L’antispécisme ventriloque-t-il les animaux non humains sous couvert d’égalité ? Je ne pense pas. L’égalité des antispécistes n’est pas une égalité stricte (de conditions, de droits, etc.) mais une égalité de considération des intérêts (au premier rang desquels l’intérêt à vivre) au regard des spécificités et des singularités de chaque communauté animale. L’un des débouchés concrets de l’antispécisme est dans sa connexion au droit. Les droits doivent être répartis en fonction des intérêts et des formes de vie des communautés animales. Cette répartition est-elle nécessairement brutale, arbitraire et anthropocentrée ? Non ! On pourrait très bien envisager la mise en place d’espaces de délibération en faveur des animaux non humains où ces derniers seraient représentés par des traductrices ou traducteurs (éthologues, anthropologues, zoologues, sociologues, etc.). Sur des enjeux précis, et afin d’élaborer des décisions justes, équilibrées et solidaires, les spécialistes en traduction prendraient en compte non seulement les intérêts des animaux non humains, mais aussi leur langage, leur émotion, leur évolution, leur écosystème, etc. Ce serait en tout cas plus ambitieux qu’une parodie de démocratie formelle.

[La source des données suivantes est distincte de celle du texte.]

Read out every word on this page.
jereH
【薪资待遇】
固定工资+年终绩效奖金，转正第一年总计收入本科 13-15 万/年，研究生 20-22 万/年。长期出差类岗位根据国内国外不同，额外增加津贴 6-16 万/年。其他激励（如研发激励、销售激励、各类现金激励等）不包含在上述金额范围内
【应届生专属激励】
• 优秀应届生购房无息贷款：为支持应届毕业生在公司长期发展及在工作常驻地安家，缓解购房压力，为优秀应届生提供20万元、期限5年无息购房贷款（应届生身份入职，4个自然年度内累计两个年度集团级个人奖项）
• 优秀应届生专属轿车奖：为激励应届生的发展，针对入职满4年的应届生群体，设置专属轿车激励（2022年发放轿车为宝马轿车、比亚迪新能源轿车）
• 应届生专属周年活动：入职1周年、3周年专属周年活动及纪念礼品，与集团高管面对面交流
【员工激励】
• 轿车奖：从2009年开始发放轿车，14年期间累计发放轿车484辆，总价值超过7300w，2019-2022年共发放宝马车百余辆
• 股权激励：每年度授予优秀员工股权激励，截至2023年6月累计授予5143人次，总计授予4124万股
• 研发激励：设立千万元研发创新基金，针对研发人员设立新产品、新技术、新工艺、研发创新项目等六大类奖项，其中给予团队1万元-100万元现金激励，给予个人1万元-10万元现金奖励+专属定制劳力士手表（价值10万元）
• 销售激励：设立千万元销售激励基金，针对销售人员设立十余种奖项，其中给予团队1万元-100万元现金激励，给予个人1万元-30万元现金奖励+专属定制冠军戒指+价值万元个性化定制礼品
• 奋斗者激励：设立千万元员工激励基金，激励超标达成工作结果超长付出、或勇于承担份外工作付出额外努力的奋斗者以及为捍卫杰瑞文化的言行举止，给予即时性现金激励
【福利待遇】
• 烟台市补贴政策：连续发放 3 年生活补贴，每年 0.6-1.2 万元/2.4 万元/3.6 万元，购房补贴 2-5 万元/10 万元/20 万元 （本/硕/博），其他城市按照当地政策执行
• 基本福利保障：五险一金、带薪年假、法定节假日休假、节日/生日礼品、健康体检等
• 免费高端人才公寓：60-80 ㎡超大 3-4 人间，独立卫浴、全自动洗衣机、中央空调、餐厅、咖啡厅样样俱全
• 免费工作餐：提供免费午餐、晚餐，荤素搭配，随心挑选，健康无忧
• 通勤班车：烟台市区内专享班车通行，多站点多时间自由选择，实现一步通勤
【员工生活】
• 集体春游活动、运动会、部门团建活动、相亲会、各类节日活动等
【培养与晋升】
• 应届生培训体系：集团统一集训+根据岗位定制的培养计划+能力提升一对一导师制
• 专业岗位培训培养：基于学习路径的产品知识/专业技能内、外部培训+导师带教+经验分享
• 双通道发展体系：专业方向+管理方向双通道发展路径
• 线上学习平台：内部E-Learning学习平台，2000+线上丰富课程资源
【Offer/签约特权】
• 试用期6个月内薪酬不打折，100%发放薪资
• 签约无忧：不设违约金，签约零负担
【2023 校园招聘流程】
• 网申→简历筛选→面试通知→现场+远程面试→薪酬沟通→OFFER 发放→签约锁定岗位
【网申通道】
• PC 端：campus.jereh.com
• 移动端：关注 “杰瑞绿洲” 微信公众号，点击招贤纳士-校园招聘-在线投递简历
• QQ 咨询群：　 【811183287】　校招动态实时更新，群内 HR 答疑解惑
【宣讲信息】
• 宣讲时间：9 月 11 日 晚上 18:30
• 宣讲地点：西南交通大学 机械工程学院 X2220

Certaines organisations sociales animales fonctionnent à la loi du plus fort, ils s'en fichent de l'égalité. Au final, ce sont nos valeurs qu'on veut imposer. Là-dessus, je rejoins les omnis.
Comme tu le dis plus bas dans ton message, la communauté végane est très différenciée, mais c’est aussi vrai pour les antispécistes. Antispécisme et interventionnisme ne se recoupent pas nécessairement, et certain-e-s antispécistes prônent même une intervention humaine minimale auprès des animaux non-humains, en s’inspirant par exemple de la théorie de la souveraineté et de la citoyenneté de Sue Donaldson et Will Kymlicka (Zoopolis) : « Les interventions visant à aider les autres lorsque ceux-ci ne l’ont pas demandé peuvent être problématiques (…) Les procédés que nous employons doivent être respectueux de la souveraineté des communautés animales et de leur droit à l’autodétermination (…) Ces principes ne sont pas toujours faciles à appliquer (…) Détourner un météore, par exemple, entre à l’évidence dans la catégorie des interventions qui respectent et aident à restaurer une souveraineté menacée. Intervenir pour mettre un terme à la prédation ou aux chaînes alimentaires, en revanche, impliquerait une remise en cause de la souveraineté des communautés d’animaux sauvages, et les réduirait à un état de dépendance permanente. » (p.255-256).
Il me semble qu’une association comme PAZ, dont les membres sont antispécistes, qui parvient à des résultats concrets, sur le fondement d’une mobilisation intellectuelle et politique tout à fait cohérente, s’inscrit dans cette perspective. On le voit à propos des animaux dits « liminaires » qu’il s’agit de visibiliser, puis d’intégrer dans les politiques publiques urbaines, tout en respectant au mieux leurs formes de vie en les articulant à une présence humaine rationalisée et empathique.
https://www.lemonde.fr/idees/articl...iberte-dans-l-espace-urbain_6090793_3232.html
Pour ma part, je ne renonce pas à l’étiquette antispéciste, même si je ne suis pas en accord avec tout ce que je lis (notamment certains travaux utilitaristes centrés sur le critère de la souffrance qui me semble trop restrictif).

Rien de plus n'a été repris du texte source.